On November 20, 2022—World Children’s Day—Sakarya University’s Diaspora Research Center in Turkey reported that the number of cases involving missing migrant children in Europe is skyrocketing. According to their 2021 “Lost in Europe” report, more than 18,000 migrant children went missing in Europe between 2018 and 2020—an average of 17 refugee children each day. European authorities are banding together to try and stem this tide. The sad reality behind the high numbers of missing is that criminal organizations target refugee children in Europe and ensnare them in sex trafficking and forced begging.

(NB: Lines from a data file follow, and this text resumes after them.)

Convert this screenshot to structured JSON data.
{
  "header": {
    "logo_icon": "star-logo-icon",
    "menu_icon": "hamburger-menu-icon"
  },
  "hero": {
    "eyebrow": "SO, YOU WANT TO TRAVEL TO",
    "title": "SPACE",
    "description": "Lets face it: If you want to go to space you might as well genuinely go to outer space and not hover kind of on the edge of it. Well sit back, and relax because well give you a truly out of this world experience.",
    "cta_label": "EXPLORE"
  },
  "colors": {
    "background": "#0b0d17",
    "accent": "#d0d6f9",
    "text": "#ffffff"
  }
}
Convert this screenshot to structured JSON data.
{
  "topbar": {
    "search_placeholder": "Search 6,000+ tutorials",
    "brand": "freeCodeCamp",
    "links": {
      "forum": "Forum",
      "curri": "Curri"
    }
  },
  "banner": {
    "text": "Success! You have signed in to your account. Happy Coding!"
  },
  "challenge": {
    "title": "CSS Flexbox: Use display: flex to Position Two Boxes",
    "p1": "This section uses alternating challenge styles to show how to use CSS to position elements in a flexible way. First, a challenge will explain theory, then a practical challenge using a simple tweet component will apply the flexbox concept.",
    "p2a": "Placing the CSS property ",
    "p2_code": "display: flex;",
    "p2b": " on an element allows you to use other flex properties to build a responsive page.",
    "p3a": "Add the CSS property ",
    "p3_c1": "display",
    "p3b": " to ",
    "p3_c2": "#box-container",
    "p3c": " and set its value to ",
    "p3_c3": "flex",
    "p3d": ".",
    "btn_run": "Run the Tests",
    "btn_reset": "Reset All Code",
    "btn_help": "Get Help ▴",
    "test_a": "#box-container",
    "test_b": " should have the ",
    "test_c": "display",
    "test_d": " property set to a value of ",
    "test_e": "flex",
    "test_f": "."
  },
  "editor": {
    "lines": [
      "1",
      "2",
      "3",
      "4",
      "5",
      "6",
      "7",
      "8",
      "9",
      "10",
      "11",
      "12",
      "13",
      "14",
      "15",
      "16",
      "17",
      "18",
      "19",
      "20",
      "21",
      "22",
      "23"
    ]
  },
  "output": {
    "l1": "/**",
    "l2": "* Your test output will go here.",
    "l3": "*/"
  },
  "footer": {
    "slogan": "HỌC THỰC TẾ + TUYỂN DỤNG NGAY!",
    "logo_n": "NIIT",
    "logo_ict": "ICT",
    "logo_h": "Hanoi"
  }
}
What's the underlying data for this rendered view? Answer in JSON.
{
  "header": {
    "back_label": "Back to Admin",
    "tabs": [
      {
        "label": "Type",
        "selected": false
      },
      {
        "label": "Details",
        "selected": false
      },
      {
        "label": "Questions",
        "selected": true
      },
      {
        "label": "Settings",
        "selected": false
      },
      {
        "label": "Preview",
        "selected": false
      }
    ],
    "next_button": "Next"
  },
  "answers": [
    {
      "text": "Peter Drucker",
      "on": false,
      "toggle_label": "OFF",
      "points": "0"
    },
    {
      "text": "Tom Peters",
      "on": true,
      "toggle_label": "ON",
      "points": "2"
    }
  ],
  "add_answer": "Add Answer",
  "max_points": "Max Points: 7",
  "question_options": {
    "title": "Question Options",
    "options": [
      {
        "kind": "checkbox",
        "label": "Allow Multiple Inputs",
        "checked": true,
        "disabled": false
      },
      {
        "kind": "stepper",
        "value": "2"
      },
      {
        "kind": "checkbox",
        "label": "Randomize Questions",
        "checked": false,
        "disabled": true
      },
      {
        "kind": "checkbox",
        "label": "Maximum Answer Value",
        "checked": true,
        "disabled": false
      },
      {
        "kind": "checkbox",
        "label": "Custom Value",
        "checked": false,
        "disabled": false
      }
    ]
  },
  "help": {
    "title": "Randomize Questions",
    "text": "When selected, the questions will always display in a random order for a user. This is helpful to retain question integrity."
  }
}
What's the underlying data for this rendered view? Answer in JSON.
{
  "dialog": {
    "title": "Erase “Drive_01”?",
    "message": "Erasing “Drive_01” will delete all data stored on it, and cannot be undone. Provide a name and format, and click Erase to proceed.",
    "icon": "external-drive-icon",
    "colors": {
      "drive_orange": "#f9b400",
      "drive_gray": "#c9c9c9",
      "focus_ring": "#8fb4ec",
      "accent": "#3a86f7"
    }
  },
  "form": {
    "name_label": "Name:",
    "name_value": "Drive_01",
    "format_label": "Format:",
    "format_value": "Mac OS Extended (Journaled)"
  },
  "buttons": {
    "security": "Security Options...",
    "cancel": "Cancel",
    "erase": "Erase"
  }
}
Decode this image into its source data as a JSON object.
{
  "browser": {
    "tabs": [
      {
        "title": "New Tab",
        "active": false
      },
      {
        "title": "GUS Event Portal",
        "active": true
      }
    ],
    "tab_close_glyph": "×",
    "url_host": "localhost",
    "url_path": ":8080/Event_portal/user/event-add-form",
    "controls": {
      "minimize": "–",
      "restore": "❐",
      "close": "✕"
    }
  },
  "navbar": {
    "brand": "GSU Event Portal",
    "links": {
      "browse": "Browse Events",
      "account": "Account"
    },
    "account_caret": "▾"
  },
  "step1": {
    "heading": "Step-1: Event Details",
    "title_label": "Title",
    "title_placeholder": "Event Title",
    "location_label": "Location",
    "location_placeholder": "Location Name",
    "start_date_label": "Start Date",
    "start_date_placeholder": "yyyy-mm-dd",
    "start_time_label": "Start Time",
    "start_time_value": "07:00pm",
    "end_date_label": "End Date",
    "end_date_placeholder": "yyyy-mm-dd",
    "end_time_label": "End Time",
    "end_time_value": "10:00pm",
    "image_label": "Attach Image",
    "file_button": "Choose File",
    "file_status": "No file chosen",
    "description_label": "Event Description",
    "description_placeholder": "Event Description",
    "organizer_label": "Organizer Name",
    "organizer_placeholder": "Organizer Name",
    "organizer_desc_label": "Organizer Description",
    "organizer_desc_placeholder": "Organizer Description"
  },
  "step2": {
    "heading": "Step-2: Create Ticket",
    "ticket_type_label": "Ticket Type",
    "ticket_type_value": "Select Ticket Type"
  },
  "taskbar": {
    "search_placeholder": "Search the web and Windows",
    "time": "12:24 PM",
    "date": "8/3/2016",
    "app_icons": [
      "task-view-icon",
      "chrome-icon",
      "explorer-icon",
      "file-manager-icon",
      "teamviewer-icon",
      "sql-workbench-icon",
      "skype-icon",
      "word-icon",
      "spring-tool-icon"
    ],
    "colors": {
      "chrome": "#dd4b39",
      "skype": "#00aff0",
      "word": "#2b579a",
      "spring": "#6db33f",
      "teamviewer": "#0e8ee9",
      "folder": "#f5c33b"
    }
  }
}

The group Missing Children Europe was founded in 2001 to protect children from becoming missing. The group coordinates a vast network of missing children hotlines and cross-border family mediators throughout Europe. The group recently celebrated its 20th anniversary at a celebrity-studded event. But the event’s main goal was to highlight the fact that since the launch of its hotlines in 2007, operators across Europe have answered more than two million calls and supported more than 70,000 cases involving missing children. Those numbers were tempered by this equally stark reality: “The war on Ukraine and the expansion of the internet with both its opportunities and risks of harm for children are just two of the more recent challenges that need tackling,” Missing Children Europe said. The organization plans to continue better protecting and empowering at-risk children through research, advocacy, training, and education.